Monday, 25 November 2013

Wallpaper micro-update

I found I enjoyed texture painting, so I used it to add some much-needed sparkle to the wallpaper texture.

For my workflow, I first measured out the exact size of the section of wall in UU, and then made this in blocks in 3DS Max(my grid was set to UU units). I then put the existing wallpaper texture on a plane and duplicated this to match the wallpaper blockout:



After I lightmapped it, I put the mesh in UDK and fit it to my wall, ready for vertex painting. Since the brick had gone so well, I wanted some variation on the wall too, to show the disrepair of the environment and the shoddy decorating job the occupants had done, so I came up with the peeling wallpaper idea.

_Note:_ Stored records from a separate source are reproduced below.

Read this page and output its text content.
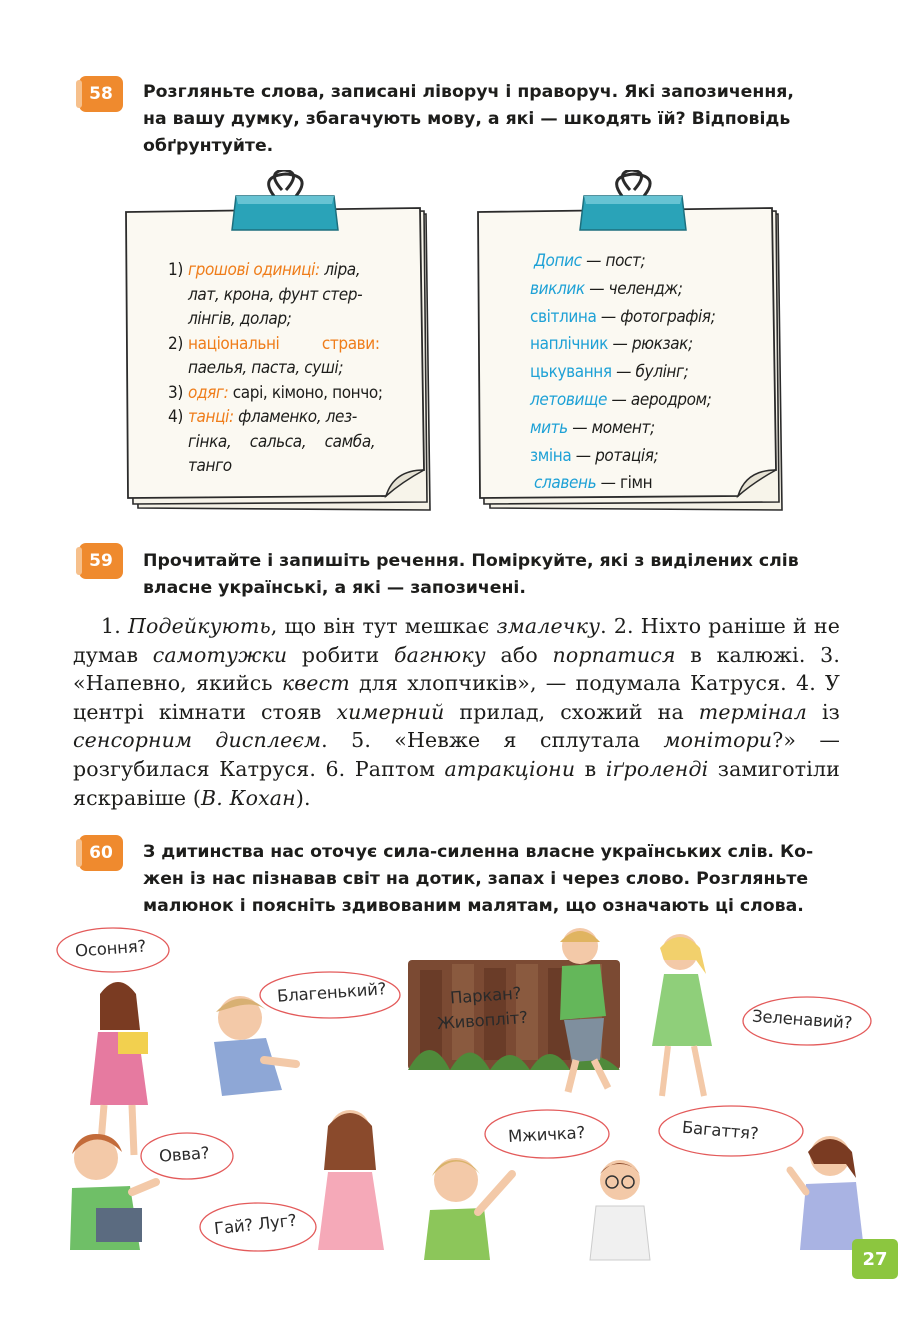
58 Розгляньте слова, записані ліворуч і праворуч. Які запозичення,
на вашу думку, збагачують мову, а які — шкодять їй? Відповідь
обґрунтуйте.
1) грошові одиниці: ліра,
лат, крона, фунт стер-
лінгів, долар;
2) національні страви:
паелья, паста, суші;
3) одяг: сарі, кімоно, пончо;
4) танці: фламенко, лез-
гінка, сальса, самба,
танго
Допис — пост;
виклик — челендж;
світлина — фотографія;
наплічник — рюкзак;
цькування — булінг;
летовище — аеродром;
мить — момент;
зміна — ротація;
славень — гімн
59 Прочитайте і запишіть речення. Поміркуйте, які з виділених слів
власне українські, а які — запозичені.
1. Подейкують, що він тут мешкає змалечку. 2. Ніхто раніше й не думав самотужки робити багнюку або порпатися в калюжі. 3. «Напевно, якийсь квест для хлопчиків», — подумала Катруся. 4. У центрі кімнати стояв химерний прилад, схожий на термінал із сенсорним дисплеєм. 5. «Невже я сплутала монітори?» — розгубилася Катруся. 6. Раптом атракціони в іґроленді замиготіли яскравіше (В. Кохан).
60 З дитинства нас оточує сила-силенна власне українських слів. Ко-
жен із нас пізнавав світ на дотик, запах і через слово. Розгляньте
малюнок і поясніть здивованим малятам, що означають ці слова.
Осоння?
Благенький?	Паркан?
Живопліт?	Зеленавий?
Овва?
Гай? Луг?
Мжичка?	Багаття?
27
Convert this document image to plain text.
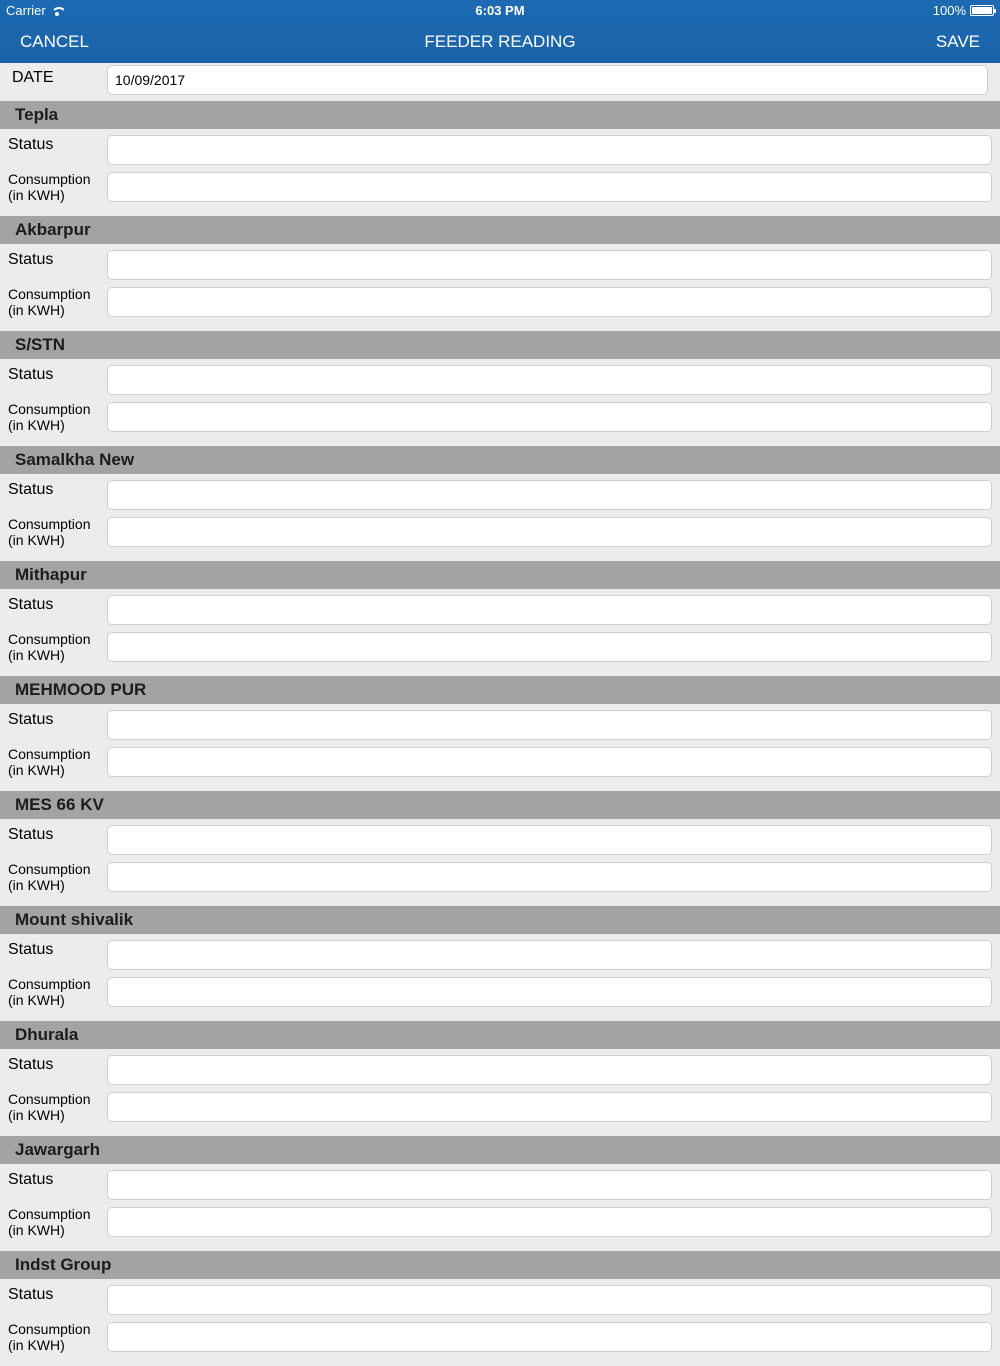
Carrier	6:03 PM	100%
CANCEL	FEEDER READING	SAVE
DATE
10/09/2017
Tepla
Status
Consumption
(in KWH)
Akbarpur
Status
Consumption
(in KWH)
S/STN
Status
Consumption
(in KWH)
Samalkha New
Status
Consumption
(in KWH)
Mithapur
Status
Consumption
(in KWH)
MEHMOOD PUR
Status
Consumption
(in KWH)
MES 66 KV
Status
Consumption
(in KWH)
Mount shivalik
Status
Consumption
(in KWH)
Dhurala
Status
Consumption
(in KWH)
Jawargarh
Status
Consumption
(in KWH)
Indst Group
Status
Consumption
(in KWH)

For this, I combined vertex painting with a custom shader tree I found on the Internet, which I have detailed below(the Wizardry section is the new technique):


What I found when ordinarily using vertex painting is that the falloff is always very soft, and since it stems from vertices it  can't hope to simulate the randomness of plaster/paper tearing unless the mesh was tesselated hugely. What this shader does is allow the vertex nodes to control an Alpha cloud texture, which is clamped to the values 0 and 1(on or off respectively) this same Alpha is also rotated and added in order to preserve tiling. This cloud then controls the distribution of the plaster texture in a more organic fashion, and since the value is clamped results in hard edges, perfect for wallpaper.

I've included the shader above to share the knowledge, as it is perfect for peeling wallpaper. I'm going to do more work on it, I enjoy playing with shaders.